We compared our novel model, including dense classification layers, with the standard deep neural network that is embedded into it. The results are shown in Table 2 and Table 3, where the performance metrics before using the developed method are shown along with the ones computed for the dense neural network embedded in our model. There were two significant improvements over the standard deep learning approaches. One is based on the application of LIME to emphasize the feature importance, and the second is to use this information as a feedback signal for the attention mechanism.

Initially, the model was designed for a small dataset; later, it was tested on a dataset with a larger volume of information, as well as in the multi-class case, where it behaved very well.

Small datasets have unique characteristics and constraints that significantly influence the choice of methods and tools used for analysis and modeling.
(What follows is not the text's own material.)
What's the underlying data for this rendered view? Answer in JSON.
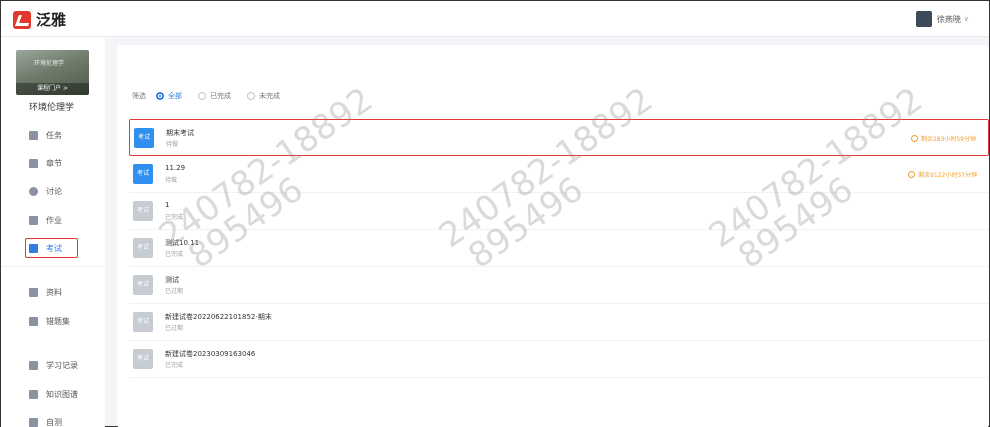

For instance, in small datasets, there is a higher risk of overfitting when using complex models, as these models might adapt too closely to the limited data available, failing to generalize well to new, unseen data.

At the same time, as a final conclusion, we would like to specify the fact that we were not focused on the volume of the dataset, but whether the developed model would be appropriate or bring a positive contribution to automatic learning. We aimed to analyze the performance of the model and to check whether, by using it, we will be able to improve the predictions. The fact that we followed two sets of data from the clinical field, but from different areas of medicine, furthermore proves the versability and the flexibility of the method in executing different tasks, e.g., binary and multi-class classification.